THROUGH FREDA MIKLIN – GOVERNMENTAL REPORTER
The CityB of Greenwood Village gave its approval for the Marin Metropolitan District (the District) to be formed in 2007, including approving it to sell tax-free quasi-government bonds totaling $ 31,485,000 to finance construction. infrastructure for the European Village, a development to be built at 5555 Greenwood Plaza Boulevard in Greenwood Village. The bonds were issued and purchased by Colorado Bondshares, a tax-exempt fund.
Facts later revealed that the city had received fraudulent representations regarding the inclusion of residents of Landmark Towers in the district. The European Village was never built because developer principal Zach Davidson converted between $ 7 million and $ 8 million of the bond proceeds for his personal use and when he was indicted for the crime in 2013 , he committed suicide. After countless lawsuits, in September 2020 a final order and judgment was issued confirming that residents of Landmark Towers had no responsibility for taxes or debts incurred by the district.
On June 7, Paul Oberman and Richard Nathan, Landmark residents representing his HOA, called on GV City Council to initiate legal proceedings under state law to have Landmark Towers removed entirely from the Metropolitan District of Marine.
Nathan told council, âThe reason we asked you here to exclude us (The Landmark) from the districtâ¦ is that it started here in 2007, and the Court of Appealâ¦ in May 2018â¦ (said) that there was a fraud on Greenwood Villageâ¦ in what was done here in 2007â¦ As a result, the tax obligations of the inhabitants of The Landmark were permanently enjoinedâ¦ We have no business in the neighborhood and we ask you to let us out. “
Lawyers Kim Seter and John Walsh appeared remotely at the city council meeting on behalf of Century at Landmark, LLC, which owns the 11.4-acre property at 5555 Greenwood Plaza Boulevard, just south of the Landmark Towers.
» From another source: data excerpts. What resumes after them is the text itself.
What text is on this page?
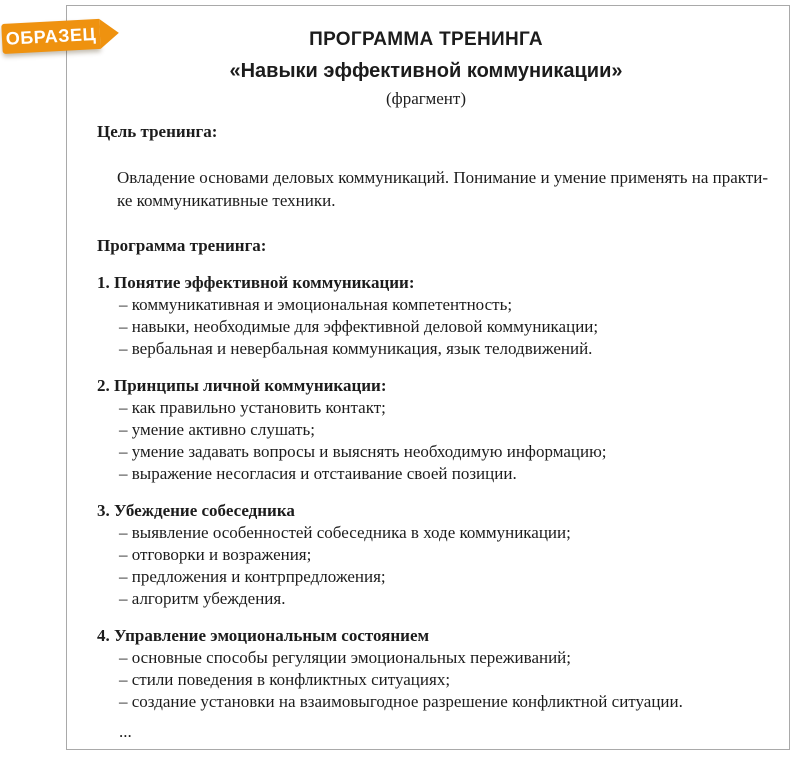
ПРОГРАММА ТРЕНИНГА
«Навыки эффективной коммуникации»
(фрагмент)
Цель тренинга:
Овладение основами деловых коммуникаций. Понимание и умение применять на практи-
ке коммуникативные техники.
Программа тренинга:
1. Понятие эффективной коммуникации:
– коммуникативная и эмоциональная компетентность;
– навыки, необходимые для эффективной деловой коммуникации;
– вербальная и невербальная коммуникация, язык телодвижений.
2. Принципы личной коммуникации:
– как правильно установить контакт;
– умение активно слушать;
– умение задавать вопросы и выяснять необходимую информацию;
– выражение несогласия и отстаивание своей позиции.
3. Убеждение собеседника
– выявление особенностей собеседника в ходе коммуникации;
– отговорки и возражения;
– предложения и контрпредложения;
– алгоритм убеждения.
4. Управление эмоциональным состоянием
– основные способы регуляции эмоциональных переживаний;
– стили поведения в конфликтных ситуациях;
– создание установки на взаимовыгодное разрешение конфликтной ситуации.
...
ОБРАЗЕЦ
Century bought the land on March 16, 2016 for $ 11 million, hoping to build luxury townhouses on it. In 2018, while the property was still bare and no development had been approved, Greenwood Village City Council amended the city’s comprehensive plan to say that residential development in this location “will be discouraged” it “exceeds on average four housing units per acre.”
In the fall of 2019, plans were announced to build a high-end independent and assisted living center for seniors at the site, which GV says is in line with the goals of its overall plan. This project went all the way to a community meeting on November 19, 2019 before the developer decided not to go ahead with the project. No plans have been announced for the property since then.
Seter objected to the exclusion of Landmark Towers from the district as it would leave the Century property as the only taxpayer available to pay the district’s debts. In his opinion, it would be better for everyone if the city and Landmark worked with Century to settle the district’s debt to Colorado Bondshares. A certified shareholder report filed by Colorado Bondshares with the United States Securities and Exchange Commission for the fiscal year ended September 30, 2020 indicates that the principal delinquency owed by the district is $ 17,485,000, but the actual value of the debt is $ 1,573,650 and no interest is accrued. above
Seter’s argument fell on deaf ears and city council voted unanimously to approve Landmark’s request when GV City lawyer Tonya Haas-Davidson told council that there was no legal reason for Landmark to stay in the district because “they cannot be taxed, there is no service provided (by the district), they should be excluded”, and it was normal that the city application to the court on behalf of Landmark.
One of the unusual traits of a Colorado metropolitan district is that it must be approved by the elected officials where it is located, usually a city council, even though the city is not responsible for the district’s debts or its actions. .
Metropolitan districts are commonly used to allow a developer to borrow money by selling non-taxable quasi-government bonds to finance the construction of infrastructure (streets, water, sewers, utilities, etc.) in a new development. Debt is repaid over time by residents of the metropolitan area through property tax deductions. While some would argue that the cost of the infrastructure should be borne by the developer, not the people buying homes in the development, this arrangement has become common in Colorado and has gone largely unnoticed, or at least not understood. , for many years. A series of articles in the Denver Post from 2019 on metro areas provided disturbing examples of how residents, who typically don’t know when they are buying homes in a new development that has a metro area, can find themselves financially stranded if the neighborhood, which is usually controlled by the developer, is not able to meet its financial obligations on its obligations. The series of articles drew attention to the long history of poor disclosure and the lack of accountability of metro districts when things go wrong.